French oil giant Total’s decision to support Mozambique's counterterrorism operations to secure its energy facilities from direct attacks risks its reputation as it means direct involvement in the government’s already discredited and inadequate fight.
Most recently on Aug. 24, the Total E&P Mozambique Area 1, operator of a $20 billion liquified natural gas (LNG) project, said it has signed a memorandum of understanding (MoU) with the government of Mozambique regarding the security of the project activities in the country's insurgency-engulfed northernmost province of Cabo Delgado.
The new pact, of which the details remain unknown, includes Total providing logistical support to a joint task force that was established to ensure the security of the Mozambique LNG project's activities in the Afungi Peninsula near the northern town of Palma.
Mozambique Minister of Mineral Resources and Energy Ernesto Max Elias Tonela said about the MoU that they are proud to continue working with the Mozambique LNG project to ensure the country benefits from its presence.
“This memorandum of understanding bolsters security measures and endeavors to create a safe operating environment for partners like Total that enables their ongoing investment in Mozambican industry, for small- and medium-sized enterprise and our communities,” he said, highlighting both the government’s and the French company’s goal of protecting their energy investments from the militant insurgencies that have accelerated since 2018.
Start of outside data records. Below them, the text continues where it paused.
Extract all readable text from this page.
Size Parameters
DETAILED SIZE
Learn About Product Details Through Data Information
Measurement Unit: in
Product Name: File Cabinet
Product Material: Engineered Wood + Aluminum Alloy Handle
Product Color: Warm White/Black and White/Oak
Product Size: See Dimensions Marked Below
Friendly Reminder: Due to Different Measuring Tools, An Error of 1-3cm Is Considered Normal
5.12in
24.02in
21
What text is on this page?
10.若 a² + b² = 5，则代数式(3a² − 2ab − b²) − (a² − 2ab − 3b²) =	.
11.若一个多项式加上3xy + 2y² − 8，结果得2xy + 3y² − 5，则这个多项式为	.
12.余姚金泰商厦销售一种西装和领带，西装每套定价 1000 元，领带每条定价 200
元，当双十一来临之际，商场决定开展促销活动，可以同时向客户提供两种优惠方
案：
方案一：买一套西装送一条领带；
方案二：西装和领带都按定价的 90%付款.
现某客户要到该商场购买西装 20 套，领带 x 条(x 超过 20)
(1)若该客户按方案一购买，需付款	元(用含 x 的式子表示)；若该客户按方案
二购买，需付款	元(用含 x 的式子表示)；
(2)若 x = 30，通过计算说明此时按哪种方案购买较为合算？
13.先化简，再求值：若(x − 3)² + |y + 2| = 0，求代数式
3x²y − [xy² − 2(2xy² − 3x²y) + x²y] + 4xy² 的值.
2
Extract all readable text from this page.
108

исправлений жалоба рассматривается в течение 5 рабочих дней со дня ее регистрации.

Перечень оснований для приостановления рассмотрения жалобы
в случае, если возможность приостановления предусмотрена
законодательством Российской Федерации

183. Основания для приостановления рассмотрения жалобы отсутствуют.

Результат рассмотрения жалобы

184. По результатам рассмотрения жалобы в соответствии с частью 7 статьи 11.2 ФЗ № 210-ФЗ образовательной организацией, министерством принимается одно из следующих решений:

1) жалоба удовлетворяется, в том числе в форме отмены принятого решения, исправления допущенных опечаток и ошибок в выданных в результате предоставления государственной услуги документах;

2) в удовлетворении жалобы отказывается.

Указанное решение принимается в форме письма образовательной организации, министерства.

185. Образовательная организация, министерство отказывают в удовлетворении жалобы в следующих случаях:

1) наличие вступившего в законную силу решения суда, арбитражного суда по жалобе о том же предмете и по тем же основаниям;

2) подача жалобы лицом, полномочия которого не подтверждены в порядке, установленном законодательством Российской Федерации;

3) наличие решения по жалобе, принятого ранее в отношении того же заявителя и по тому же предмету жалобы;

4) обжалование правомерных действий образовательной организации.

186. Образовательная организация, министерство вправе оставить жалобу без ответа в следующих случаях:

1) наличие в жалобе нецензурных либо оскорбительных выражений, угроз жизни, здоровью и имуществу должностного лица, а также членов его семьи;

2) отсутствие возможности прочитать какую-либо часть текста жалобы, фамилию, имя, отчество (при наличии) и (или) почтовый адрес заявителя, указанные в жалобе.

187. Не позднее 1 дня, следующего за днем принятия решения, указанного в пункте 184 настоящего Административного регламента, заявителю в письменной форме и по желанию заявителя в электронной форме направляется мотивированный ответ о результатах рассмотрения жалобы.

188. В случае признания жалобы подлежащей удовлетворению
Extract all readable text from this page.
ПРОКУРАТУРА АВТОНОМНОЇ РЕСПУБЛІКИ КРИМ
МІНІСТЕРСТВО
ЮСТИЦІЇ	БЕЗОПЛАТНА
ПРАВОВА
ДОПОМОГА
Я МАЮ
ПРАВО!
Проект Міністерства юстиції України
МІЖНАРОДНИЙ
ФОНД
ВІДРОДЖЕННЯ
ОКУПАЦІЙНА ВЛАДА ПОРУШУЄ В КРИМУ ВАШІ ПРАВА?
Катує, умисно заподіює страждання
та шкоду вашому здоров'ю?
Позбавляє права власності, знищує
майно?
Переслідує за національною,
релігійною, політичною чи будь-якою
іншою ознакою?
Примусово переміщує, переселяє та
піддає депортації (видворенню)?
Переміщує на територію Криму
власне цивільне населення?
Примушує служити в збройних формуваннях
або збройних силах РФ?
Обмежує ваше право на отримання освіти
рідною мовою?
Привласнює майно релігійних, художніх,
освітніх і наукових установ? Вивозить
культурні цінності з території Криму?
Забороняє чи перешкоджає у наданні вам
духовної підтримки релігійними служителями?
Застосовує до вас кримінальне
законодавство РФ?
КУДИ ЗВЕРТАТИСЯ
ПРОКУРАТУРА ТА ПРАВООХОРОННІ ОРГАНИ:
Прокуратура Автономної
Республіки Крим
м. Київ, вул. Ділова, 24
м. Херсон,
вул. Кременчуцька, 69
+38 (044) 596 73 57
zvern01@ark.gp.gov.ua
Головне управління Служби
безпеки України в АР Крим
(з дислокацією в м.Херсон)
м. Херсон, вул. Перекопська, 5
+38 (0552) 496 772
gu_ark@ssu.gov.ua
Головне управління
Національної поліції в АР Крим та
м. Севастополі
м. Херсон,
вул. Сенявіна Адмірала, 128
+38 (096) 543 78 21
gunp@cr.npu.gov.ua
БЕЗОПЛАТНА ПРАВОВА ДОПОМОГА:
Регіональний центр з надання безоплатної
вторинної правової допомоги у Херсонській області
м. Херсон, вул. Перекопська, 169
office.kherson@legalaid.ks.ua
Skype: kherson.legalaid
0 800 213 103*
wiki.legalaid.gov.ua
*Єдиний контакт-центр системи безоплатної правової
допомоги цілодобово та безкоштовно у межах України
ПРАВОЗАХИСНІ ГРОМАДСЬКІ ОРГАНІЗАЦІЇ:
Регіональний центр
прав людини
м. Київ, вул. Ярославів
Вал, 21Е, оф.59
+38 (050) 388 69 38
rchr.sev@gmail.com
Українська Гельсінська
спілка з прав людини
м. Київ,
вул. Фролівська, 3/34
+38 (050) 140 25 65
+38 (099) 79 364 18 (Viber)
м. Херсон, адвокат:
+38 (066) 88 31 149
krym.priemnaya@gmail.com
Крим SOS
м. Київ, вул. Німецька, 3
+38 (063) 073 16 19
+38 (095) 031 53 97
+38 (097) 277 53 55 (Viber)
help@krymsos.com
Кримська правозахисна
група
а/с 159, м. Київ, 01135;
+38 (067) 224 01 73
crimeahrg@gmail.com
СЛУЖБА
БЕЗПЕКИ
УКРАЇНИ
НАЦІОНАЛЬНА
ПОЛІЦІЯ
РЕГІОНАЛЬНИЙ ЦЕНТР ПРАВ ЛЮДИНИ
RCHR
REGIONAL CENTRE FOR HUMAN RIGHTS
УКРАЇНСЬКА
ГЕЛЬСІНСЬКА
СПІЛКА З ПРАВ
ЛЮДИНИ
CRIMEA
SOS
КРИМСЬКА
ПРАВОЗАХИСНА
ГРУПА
In early August this year, the so-called Central African Province (ISCAP) of the Daesh terrorist group seized control of the Cabo Delgado port town of Mocimboa da Praia following an offensive on the area. The militia group continues to control areas within and near the northern port town, significantly impacting the security of both the port and Total’s planned LNG facility located 40 kilometers (around 25 miles) to the north. The militia's victory in Mocimboa adds to the obstacles facing the multibillion-dollar international investments to exploit the massive deposits of LNG in northern Mozambique. It has also further threatened the safety of civilians, which has steadily deteriorated since the insurgency began in 2017.
In a report issued in 2020, the United Nations Refugee Agency (UNHCR) documented that at least 100,000 people have been forced to flee their homes throughout Cabo Delgado due to the escalation of violence by armed groups.
The rebels started as a ragtag group near Mocimboa in 2017 and since then have grown in strength to carry out a campaign of violence in villages in coastal districts of Cabo Delgado, killing more than 1,500 people, according to the Armed Conflict Location and Event Data Project.
Before claiming control of the port, the insurgents repeatedly attacked – and took – the city center of Mocimboa da Praia, first in March, then in June and now in August.
Meanwhile, a report published by global intelligence company Stratfor on Aug. 25 said the proposed security agreement between the African country and Total will probably reduce threats to Total's project in Palma and on the Afungi Peninsula rather than erode militants' capabilities across the wider region, leaving the rest of Cabo Delgado vulnerable to insurgent attacks.
“So far, insurgents have not directly targeted Total's LNG development, and the Mozambican government has already reinforced its military presence around Palma following the recent surge of attacks near Mocimboa da Praia. But without significantly disrupting their activities across the broader Cabo Delgado region, militants' capabilities will likely continue to grow and could eventually present an even greater threat to Total and other oil and gas companies' onshore operations,” the report noted.
It said that Total’s association with Mozambican security forces who have been accused of violence against civilians including illegal detainments could harm the French oil major’s “international standing among partners and investors, while also affect its standing with local populations who already have little trust in their country's military.”
The report, highlighting that the oil giant’s support could be in many different forms from financial support to government budgets and the hiring of private military corporations, to gifting essential equipment such as vehicles and providing use of Total's existing transport infrastructure, said, “Depending on how directly Total involves its assets in security operations, additional risks for energy operators in the region could arise as well, as their assets could also start to be perceived as part of the government security capacity.”
The report also highlighted the Mozambican government’s struggling to fight the insurgency in the area with limited military resources and its dependency on private security providers, including the Russian Wagner Group, which has reportedly failed and withdrawn from the country.
The Wagner Group, which has been involved in conflicts in many countries such as Ukraine, Libya, Syria and Venezuela, was the Mozambique government’s desperate solution in September 2019, winning a competition against its rival group, American businessman Erik Prince’s Frontier Services Group.
According to media and intelligence reports, Prince – founder of the private security group Blackwater, and a Trump administration adviser – met earlier this year with a top official of the Wagner Group and offered his mercenary forces to support the firm’s operations in Libya and Mozambique, which was later denied by his lawyer.
Wagner officials also said they are not willing to work with Prince, three people familiar with their decision told The Intercept.
The Stratfor report added the Russian state-affiliated group reportedly withdrew from Mozambique after only months following losses on the battlefield and problematic interactions with government forces.